Although iron chelation seems to be a plausible mechanism of cardioprotective intervention against anthracycline cardiotoxicity, the potential of this approach was not appropriately appraised yet. So far, only several iron chelating agents have been examined (Link et al., 1996, Saad et al., 2001, Barnabe et al., 2002, Hasinoff et al., 2003, Xu et al., 2006) and, importantly, only very few in vivo studies on the relevant chronic models have been performed (Herman et al., 1994, Herman et al., 1997, Bruynzeel et al., 2006). Interestingly, the well-known iron chelator deferoxamine failed to protect against chronic anthracycline treatment, which was explained by the hydrophilicity of this compound preventing its sufficient distribution into the heart cells (Herman et al., 1994). On the other hand, we have recently shown that the lipophilic aroylhydrazone iron chelator pyridoxal 2-chlorbenzoylhydrazone (o-108) has a significant potential to decrease the toxicity of anthracyclines on the validated model of chronic daunorubicin cardiotoxicity in rabbits (Sterba et al., 2006). However, surprisingly, the cardioprotection disappeared with a higher dose of o-108 which raised certain controversy concerning both the latter agent as well as other pyridoxal-derived aroylhydrazones, including the PIH—a “mother compound” of this class of iron chelators (Simunek et al., 2005a).

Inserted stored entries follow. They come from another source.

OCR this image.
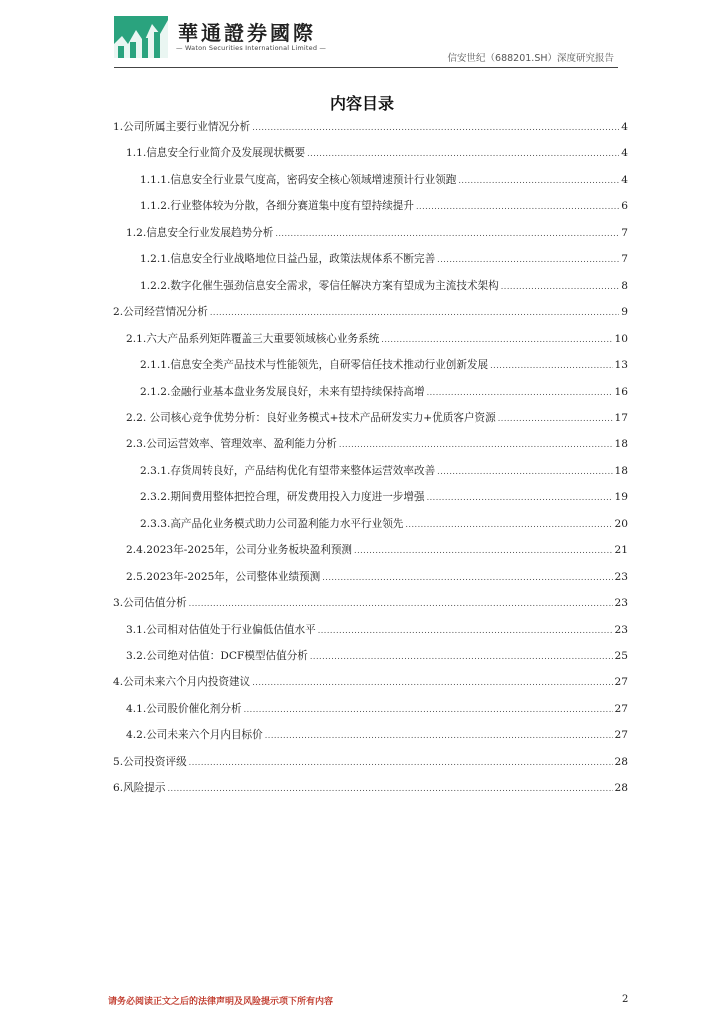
華通證券國際
— Waton Securities International Limited —
信安世纪（688201.SH）深度研究报告
内容目录
1.公司所属主要行业情况分析 .....	4
1.1.信息安全行业简介及发展现状概要 .....	4
1.1.1.信息安全行业景气度高，密码安全核心领域增速预计行业领跑 .....	4
1.1.2.行业整体较为分散，各细分赛道集中度有望持续提升 .....	6
1.2.信息安全行业发展趋势分析 .....	7
1.2.1.信息安全行业战略地位日益凸显，政策法规体系不断完善 .....	7
1.2.2.数字化催生强劲信息安全需求，零信任解决方案有望成为主流技术架构 .....	8
2.公司经营情况分析 .....	9
2.1.六大产品系列矩阵覆盖三大重要领域核心业务系统 .....	10
2.1.1.信息安全类产品技术与性能领先，自研零信任技术推动行业创新发展 .....	13
2.1.2.金融行业基本盘业务发展良好，未来有望持续保持高增 .....	16
2.2. 公司核心竞争优势分析：良好业务模式+技术产品研发实力+优质客户资源 .....	17
2.3.公司运营效率、管理效率、盈利能力分析 .....	18
2.3.1.存货周转良好，产品结构优化有望带来整体运营效率改善 .....	18
2.3.2.期间费用整体把控合理，研发费用投入力度进一步增强 .....	19
2.3.3.高产品化业务模式助力公司盈利能力水平行业领先 .....	20
2.4.2023年-2025年，公司分业务板块盈利预测 .....	21
2.5.2023年-2025年，公司整体业绩预测 .....	23
3.公司估值分析 .....	23
3.1.公司相对估值处于行业偏低估值水平 .....	23
3.2.公司绝对估值：DCF模型估值分析 .....	25
4.公司未来六个月内投资建议 .....	27
4.1.公司股价催化剂分析 .....	27
4.2.公司未来六个月内目标价 .....	27
5.公司投资评级 .....	28
6.风险提示 .....	28
请务必阅读正文之后的法律声明及风险提示项下所有内容	2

In the present study, we have focused on a salicylaldehyde-derived chelator, salicylaldehyde isonicotinoyl hydrazone (SIH, Fig. 1), which has been recently shown to have very strong and concentration-dependent antioxidant properties on the in vitro model of hydrogen peroxide-induced oxidative stress in cardiac cells (Simunek et al., 2005b). The main aim of the present study is therefore to establish whether SIH is able to elicit significant cardioprotection against anthracycline cardiotoxicity both in vitro, using isolated rat ventricular cardiomyocytes, and in vivo, employing the rabbit model of chronic daunorubicin-induced cardiomyopathy (Gersl and Hrdina, 1994, Simunek et al., 2004).